Nature and protected areas

Most of its way, the Erlenbach is a very natural stream. It begins its course as a small, only occasionally water-bearing channel on a natural platform. In the lower part of its original blade it meanders in a wider hollow. After the forest emerges, the initially trench-like, 30–40 cm wide stream is accompanied by tall alders and ash trees. In the area of ​​the state road crossing it shows a straighter course; here are some wet meadows on both sides of the stream and, higher up on the slope, there are poor grasslands , partly bordered by field hedges.

Further down, with the beginning of the north run, the surrounding landscape has been largely cleared since the land consolidation, but the stream runs in a green strip up to a hundred meters wide, partly grazed, in which it winds in small meanders and continues uninterrupted by a tree gallery is accompanied. The stream is deepened here one to one and a half meters and has a sandy bed about a meter wide. After crossing the railway, the accompanying wood widens into a small alluvial forest , which is connected to that of the Rautwiesenbach flowing into it on this side of the railway. In the meantime, the still quite flat creek trough between the fields before the railway crossing has sunk into a notched valley, and after the water has passed the area around the former meat and bone meal factory and the former clarification pond there, a narrow strip of alluvial forest made of old alders and ash trees accompanies the water again. There it divides in sections and falls over small steps in the bed, which is already characterized by sinter deposits , is up to two meters wide and not very deep.

In the last two hundred meters, the valley becomes a narrow, wooded limestone blade. After a section with a waterlogged bank, the stream runs through private property and then crosses into the mouth of the lower Schwarzenlachenbach stream. Here it runs over a sinter bench in alternating paths to the nearby receiving water, in which it drips like a curtain in some places.

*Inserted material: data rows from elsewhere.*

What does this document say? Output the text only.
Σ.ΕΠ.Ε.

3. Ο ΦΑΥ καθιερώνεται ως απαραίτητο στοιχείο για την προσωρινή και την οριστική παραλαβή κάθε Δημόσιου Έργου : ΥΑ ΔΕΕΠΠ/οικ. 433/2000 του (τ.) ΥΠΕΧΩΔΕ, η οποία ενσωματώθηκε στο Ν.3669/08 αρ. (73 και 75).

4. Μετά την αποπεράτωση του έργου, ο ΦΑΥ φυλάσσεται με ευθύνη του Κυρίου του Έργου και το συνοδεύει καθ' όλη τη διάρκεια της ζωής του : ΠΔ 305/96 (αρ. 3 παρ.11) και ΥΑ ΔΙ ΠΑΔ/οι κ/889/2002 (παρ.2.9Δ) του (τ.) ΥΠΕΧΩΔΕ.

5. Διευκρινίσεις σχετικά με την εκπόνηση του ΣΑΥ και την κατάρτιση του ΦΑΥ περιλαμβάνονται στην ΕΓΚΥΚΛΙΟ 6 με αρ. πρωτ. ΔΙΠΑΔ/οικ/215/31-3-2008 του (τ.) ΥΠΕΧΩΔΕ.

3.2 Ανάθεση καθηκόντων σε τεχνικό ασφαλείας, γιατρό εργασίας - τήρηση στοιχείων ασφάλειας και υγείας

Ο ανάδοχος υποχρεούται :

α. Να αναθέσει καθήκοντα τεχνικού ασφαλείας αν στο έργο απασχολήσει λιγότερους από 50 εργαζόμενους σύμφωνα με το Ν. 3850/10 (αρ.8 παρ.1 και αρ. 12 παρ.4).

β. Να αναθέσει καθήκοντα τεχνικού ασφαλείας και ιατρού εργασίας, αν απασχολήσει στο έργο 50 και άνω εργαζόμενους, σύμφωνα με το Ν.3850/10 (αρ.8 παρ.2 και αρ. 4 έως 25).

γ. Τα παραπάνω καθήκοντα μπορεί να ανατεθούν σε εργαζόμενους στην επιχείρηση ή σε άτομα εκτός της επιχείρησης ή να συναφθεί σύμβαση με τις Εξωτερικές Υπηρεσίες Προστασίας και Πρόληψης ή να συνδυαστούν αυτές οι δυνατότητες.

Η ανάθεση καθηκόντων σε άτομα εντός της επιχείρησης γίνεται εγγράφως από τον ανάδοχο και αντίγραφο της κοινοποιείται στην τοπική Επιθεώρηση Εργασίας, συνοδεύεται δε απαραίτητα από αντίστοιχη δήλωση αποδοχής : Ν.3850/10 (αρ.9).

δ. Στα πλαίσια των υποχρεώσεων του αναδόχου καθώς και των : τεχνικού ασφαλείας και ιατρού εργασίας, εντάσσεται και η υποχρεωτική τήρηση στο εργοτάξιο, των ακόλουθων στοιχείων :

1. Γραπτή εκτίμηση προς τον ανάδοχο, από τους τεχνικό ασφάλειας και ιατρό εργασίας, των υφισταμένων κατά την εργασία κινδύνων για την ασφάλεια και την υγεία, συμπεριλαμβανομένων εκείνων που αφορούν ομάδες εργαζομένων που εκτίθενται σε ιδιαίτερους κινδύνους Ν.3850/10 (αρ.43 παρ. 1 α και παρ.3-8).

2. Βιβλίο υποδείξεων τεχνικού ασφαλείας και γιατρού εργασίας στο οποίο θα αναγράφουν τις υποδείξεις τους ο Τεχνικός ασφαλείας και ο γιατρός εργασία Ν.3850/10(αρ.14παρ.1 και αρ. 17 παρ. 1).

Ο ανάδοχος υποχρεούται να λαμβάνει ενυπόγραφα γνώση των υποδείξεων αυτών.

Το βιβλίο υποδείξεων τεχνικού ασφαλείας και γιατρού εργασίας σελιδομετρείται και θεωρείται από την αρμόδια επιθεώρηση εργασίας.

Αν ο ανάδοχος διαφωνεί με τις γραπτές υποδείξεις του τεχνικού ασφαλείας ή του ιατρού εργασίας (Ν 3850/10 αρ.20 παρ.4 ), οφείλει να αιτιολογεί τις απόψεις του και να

Natural monuments in the catchment area are the source pot of the approaching Rautwiesenbach and a meager lawn on the upper Dörrenzimmerner slope side of the Erlenbach itself. The open land between the tree line and the L 1060 is in the nature reserve northern part of the Limpurg Mountains with slopes and parts of terrain between Hessental and Sulzdorf , which is opposite wedges the street and the Heidelberg eastward. The valley basin of the Erlenbach and also that of the approaching Rautwiesenbach downstream of the railway line is located in the Bühlertal nature reserve between Vellberg and Geislingen with side valleys and adjacent areas .

Individual evidence

LUBW

Official online waterway map with a suitable section and the layers used here: Course and catchment area of ​​the Erlenbach
General introduction without default settings and layers: State Institute for the Environment Baden-Württemberg (LUBW) ( notes )

  1. a b c d e Height according to the contour line image on the background layer topographic map .
  2. a b Length according to the waterway network layer ( AWGN ) .
  3. a b Catchment area measured on the background layer topographic map .
  4. a b Height according to black lettering on the background layer topographic map .
  5. Lake area after the layer standing waters .
  6. Protected areas according to the relevant layers, nature partly according to the biotope layer .

Other evidence

  1. Wolf-Dieter Sick : Geographical land survey: The natural space units on sheet 162 Rothenburg o. D. Deaf. Federal Institute for Regional Studies, Bad Godesberg 1962. →  Online map (PDF; 4.7 MB)
  2. Geology according to the layers for Geological Map 1: 50,000 on: Map server of the State Office for Geology, Raw Materials and Mining (LGRB) ( notes ). The geological map listed under → Literature offers a similar picture,  although it does not cover the entire area.

literature

  • Topographical map 1: 25,000 Baden-Württemberg, as single sheet No. 6825 Ilshofen, No. 6924 Gaildorf and No. 6925 Obersontheim
  • Geological map of Baden-Württemberg 1: 25,000, published by the State Geological Office 1982, sheet no. 6925 Obersontheim with explanatory booklet.